Vendor Voices

Flexcut Featured Artist: Q&A with Artist Mindy Schumacher (@follysomeprints)

Mindy Schumacher is a self-taught print artist from Rockford, Ill. The hand block prints she carves are used to create beautiful, unique items, including pillows, stockings, wall hangings, table linens, utility bags, original art prints and more. An Etsy “bestseller,” Mindy has made printmaking her full-time career. Her “Berry Blush Tweed” bunnies were recently included in Midwest Living Magazine’s Holiday Gift Guide. She also co-hosts Printer Solstice, an annual, prompt-based printmaking campaign. 

We wanted to know a little more about Mindy, how she got started in printmaking, what her creative process is like and what type advice she can offer to new artists just getting started in this medium.  

Tell us a little bit about your background and how you first became interested in art.

The truth is I’ve never taken a formal art class in my life. Despite that, I am surrounded by artists in my family and I’ve always been a creative dabbler. During college my roommate was an art major and we spent a good deal of time in the print studio where I learned reduction linocut. The real catalyst came once I became a mother and decided to cobble together a few of my many varied interests into a way to carve out a unique business, and to not go back to office life. I began teaching piano lessons from my home and focusing on the textile printing processes I had developed. The interest was always there, the vision, but focus made the difference. It became my life and livelihood, simply put. Best life decision I’ve made.

How did you get started in printmaking specifically and what do you like most about it?

Through the opportunities I have to teach printmaking, I often try to articulate ‘why printmaking’ is for me. There is something about its timelessness, how old it is and how the methods of making multiples sprung up from so many sources, historically. It just belongs to all of us. I love the physical nature and slowness of carving and the repetition of textile printing. Once I get caught up in a project, I love the feeling of being lost in what I’m doing right in the moment, the very intentional aspect. Muscle memory and something primitive takes over and quiets my mind and that does me well. I find these aspects meditative and I realize that each of us finds patience in our own unique ways. This is mine and I’m grateful to have found it.  

What is the most rewarding part of creating? What is the most challenging?

We are creators by nature, I think sharing our creativity with others is both rewarding and challenging, there is that duality to it. I am at my best an encourager but I also know the weight of words and am sensitive to how they’re used. Sharing my work was a tremendous step of bravery that has returned full with a lot more encouragement than the other. Taking that leap led me to believe that what we bring forward to be shared can be multiplied and made greater.

What’s your creative process like?

A lot of my design work has evolved, I’m now working digitally to sketch with an iPad and Procreate. I definitely think mechanically, which is why I love block printing itself, but I’m finding that an idea can develop differently with different processes. I’m enjoying it, it’s been exciting for me to go a new way and overcome what was intimidating at first.

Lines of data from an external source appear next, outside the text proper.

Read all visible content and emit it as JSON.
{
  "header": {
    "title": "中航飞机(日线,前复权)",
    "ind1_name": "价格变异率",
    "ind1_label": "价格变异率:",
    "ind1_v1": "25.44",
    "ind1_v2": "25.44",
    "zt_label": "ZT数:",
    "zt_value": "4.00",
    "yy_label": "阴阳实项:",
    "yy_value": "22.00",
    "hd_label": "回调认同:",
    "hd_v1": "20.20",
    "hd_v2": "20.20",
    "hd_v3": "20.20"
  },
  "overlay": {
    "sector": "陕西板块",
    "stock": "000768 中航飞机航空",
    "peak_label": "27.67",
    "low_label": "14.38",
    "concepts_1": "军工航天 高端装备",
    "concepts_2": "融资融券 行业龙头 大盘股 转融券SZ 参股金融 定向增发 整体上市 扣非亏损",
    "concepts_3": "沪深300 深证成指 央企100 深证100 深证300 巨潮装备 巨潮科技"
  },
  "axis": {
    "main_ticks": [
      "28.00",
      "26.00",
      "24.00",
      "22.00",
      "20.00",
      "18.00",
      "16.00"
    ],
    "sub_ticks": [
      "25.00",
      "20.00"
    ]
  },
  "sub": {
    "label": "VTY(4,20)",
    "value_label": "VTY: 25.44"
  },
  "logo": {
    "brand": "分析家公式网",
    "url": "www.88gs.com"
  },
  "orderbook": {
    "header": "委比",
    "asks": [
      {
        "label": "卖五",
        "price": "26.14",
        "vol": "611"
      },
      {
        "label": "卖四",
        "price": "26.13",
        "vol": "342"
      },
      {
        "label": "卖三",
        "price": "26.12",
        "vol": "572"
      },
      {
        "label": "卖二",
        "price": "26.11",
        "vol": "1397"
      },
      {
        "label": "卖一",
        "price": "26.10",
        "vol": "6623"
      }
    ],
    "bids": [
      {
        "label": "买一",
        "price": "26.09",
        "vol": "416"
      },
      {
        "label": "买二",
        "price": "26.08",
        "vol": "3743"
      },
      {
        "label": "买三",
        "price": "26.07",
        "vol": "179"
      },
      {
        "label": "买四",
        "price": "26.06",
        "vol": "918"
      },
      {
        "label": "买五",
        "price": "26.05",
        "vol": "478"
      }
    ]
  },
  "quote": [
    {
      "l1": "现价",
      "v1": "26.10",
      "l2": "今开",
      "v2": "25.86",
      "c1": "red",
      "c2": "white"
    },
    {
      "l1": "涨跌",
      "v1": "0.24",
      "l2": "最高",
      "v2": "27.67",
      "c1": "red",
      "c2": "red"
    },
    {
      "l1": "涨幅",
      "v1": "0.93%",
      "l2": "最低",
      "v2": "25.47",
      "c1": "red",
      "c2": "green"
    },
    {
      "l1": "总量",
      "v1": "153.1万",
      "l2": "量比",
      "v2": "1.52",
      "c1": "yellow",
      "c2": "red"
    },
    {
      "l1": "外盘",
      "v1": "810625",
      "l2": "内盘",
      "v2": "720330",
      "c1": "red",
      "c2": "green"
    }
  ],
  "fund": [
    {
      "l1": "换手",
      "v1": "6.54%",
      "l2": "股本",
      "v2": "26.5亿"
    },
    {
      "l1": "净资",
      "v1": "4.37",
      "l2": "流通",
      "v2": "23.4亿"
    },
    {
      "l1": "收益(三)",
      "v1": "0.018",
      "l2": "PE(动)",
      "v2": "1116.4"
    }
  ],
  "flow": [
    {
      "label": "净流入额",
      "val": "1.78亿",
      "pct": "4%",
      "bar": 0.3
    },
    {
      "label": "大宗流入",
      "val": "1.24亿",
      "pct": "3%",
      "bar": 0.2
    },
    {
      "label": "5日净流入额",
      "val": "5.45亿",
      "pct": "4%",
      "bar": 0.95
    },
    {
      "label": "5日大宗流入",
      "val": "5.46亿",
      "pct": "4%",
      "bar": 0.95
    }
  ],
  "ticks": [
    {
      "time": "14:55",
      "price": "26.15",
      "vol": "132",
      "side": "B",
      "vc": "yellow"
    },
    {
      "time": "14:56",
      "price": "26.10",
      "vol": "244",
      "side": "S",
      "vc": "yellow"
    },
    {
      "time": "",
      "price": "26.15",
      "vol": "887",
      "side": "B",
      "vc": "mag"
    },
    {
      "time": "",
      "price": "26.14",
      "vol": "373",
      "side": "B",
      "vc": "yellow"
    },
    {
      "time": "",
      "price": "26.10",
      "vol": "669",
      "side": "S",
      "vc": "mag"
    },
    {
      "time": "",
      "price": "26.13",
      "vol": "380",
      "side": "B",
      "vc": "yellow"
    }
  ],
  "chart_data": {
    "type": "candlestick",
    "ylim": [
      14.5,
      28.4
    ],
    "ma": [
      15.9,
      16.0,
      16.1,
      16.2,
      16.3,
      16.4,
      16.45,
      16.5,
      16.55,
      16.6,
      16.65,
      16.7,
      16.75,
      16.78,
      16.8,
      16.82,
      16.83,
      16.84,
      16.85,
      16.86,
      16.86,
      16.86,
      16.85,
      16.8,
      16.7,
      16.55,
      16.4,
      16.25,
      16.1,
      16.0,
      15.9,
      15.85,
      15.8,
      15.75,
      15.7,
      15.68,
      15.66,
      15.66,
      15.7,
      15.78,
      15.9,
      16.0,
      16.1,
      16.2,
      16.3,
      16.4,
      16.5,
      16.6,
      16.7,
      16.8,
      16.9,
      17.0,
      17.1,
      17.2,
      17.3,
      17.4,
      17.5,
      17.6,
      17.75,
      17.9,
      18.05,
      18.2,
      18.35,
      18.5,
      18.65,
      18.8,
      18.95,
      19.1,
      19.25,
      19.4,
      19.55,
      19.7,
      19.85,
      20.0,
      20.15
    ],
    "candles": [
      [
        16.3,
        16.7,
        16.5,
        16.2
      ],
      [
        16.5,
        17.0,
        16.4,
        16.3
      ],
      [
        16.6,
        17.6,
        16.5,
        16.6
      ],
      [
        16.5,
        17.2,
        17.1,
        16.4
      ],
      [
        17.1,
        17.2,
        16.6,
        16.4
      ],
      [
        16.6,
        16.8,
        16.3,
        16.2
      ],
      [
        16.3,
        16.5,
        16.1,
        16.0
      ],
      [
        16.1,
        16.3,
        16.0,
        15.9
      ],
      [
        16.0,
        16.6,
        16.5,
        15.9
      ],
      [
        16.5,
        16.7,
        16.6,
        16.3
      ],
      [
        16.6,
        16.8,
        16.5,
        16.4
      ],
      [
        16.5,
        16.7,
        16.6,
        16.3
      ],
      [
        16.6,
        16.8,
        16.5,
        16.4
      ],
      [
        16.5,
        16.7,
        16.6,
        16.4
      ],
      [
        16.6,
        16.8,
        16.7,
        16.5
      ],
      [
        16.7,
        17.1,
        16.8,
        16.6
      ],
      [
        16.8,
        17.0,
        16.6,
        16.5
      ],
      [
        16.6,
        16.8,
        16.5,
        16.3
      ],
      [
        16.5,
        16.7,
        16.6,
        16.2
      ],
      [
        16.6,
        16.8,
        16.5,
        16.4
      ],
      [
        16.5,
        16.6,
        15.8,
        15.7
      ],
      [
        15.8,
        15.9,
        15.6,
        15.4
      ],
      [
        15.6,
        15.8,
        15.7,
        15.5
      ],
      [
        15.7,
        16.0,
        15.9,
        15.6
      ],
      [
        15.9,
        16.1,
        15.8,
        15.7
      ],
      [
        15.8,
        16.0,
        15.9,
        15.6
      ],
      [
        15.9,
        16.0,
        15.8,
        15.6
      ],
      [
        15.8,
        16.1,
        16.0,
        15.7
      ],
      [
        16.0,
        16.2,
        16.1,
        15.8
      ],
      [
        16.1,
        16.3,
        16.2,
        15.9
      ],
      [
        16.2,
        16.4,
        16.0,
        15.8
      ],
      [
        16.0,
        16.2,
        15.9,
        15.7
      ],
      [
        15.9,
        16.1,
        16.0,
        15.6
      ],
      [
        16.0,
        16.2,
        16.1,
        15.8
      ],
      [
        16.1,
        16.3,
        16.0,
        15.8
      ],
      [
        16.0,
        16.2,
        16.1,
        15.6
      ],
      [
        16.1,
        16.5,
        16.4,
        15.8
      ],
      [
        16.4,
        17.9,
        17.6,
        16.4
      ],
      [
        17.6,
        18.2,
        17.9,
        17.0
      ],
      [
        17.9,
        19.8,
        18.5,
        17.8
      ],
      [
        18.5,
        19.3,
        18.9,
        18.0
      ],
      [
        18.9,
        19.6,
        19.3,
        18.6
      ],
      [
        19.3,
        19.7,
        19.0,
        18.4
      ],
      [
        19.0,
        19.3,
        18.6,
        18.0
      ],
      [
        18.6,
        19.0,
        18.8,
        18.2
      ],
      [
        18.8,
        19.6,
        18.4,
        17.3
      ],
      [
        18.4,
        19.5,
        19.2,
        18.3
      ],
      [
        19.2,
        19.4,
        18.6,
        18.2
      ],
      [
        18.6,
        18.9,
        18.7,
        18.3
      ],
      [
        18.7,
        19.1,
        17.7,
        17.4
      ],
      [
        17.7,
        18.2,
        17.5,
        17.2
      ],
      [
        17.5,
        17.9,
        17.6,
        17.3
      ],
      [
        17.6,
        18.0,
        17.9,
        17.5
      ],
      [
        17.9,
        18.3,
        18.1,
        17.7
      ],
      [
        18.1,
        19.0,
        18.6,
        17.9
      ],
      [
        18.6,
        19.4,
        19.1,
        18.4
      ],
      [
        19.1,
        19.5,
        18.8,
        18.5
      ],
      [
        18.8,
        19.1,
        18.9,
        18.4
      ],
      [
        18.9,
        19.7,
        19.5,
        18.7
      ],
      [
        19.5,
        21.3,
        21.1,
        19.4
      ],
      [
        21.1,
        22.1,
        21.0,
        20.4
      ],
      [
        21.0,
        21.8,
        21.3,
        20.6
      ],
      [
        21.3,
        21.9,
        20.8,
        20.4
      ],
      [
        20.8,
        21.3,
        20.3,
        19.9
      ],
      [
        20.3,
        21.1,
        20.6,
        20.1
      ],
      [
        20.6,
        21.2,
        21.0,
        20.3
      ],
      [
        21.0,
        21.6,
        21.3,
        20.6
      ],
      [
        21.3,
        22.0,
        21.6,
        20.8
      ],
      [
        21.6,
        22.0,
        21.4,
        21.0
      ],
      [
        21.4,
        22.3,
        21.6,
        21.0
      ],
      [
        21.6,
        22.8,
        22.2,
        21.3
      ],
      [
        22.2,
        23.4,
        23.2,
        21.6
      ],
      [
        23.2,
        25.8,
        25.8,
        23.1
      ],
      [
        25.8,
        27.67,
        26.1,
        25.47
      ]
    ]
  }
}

Are there any other art mediums you enjoy?

Brush and ink painting captured my interest in college. I would grind my ink and loved the beauty of the brushes, but nothing very great came of it. I’m still imagining a way to combine that with linocut in some fashion, I definitely see how cross-pollinating interests gives us a unique voice.

What’s something you’ve created that you’re most proud of? Why?

The canvas utility bags I create really grew legs this year. I love to make them, and I am proud of how they’re constructed and enjoyed making them specifically for carving tools. A lot of care goes in and I felt truly connected to the other printmakers who would use them and find some daily joy in their utility. 

If you could offer some words of wisdom to a new artist, what would it be?

How many times are you willing to get it wrong? It’s something I ask my music students, and is an aspect of education which fascinates me. There is a necessary amount of suffering in life and any undertaking. How much can you endure and even embrace? Pay attention to the allergies you develop along the way, when something unsettles you, and pay closer attention to what is revealing to you. I am self taught and have plenty to keep me a humble cobbler. Humility is the most wisdom I can share. I find few things as off-putting as a massive ego, an allergic reaction great enough to affirm the value of humility. Ego and mastery are not what success and being an artist is about, it isn’t a competition.

Which Flexcut tools do you own and what do you like most about each?

The micro palm set has been my primary tool set. My hands are small and these have a comfortable and safe hold, without creating tension in my wrist or shoulder. Especially with my botanical linocuts, the fine lines are unmatched! I recommend them frequently because the quality for the price is outstanding and they’re really easy to maintain a razor sharp edge. Now that I have the premium Micro palm set, it just adds to that feeling of quality and I’m quite attached to them already.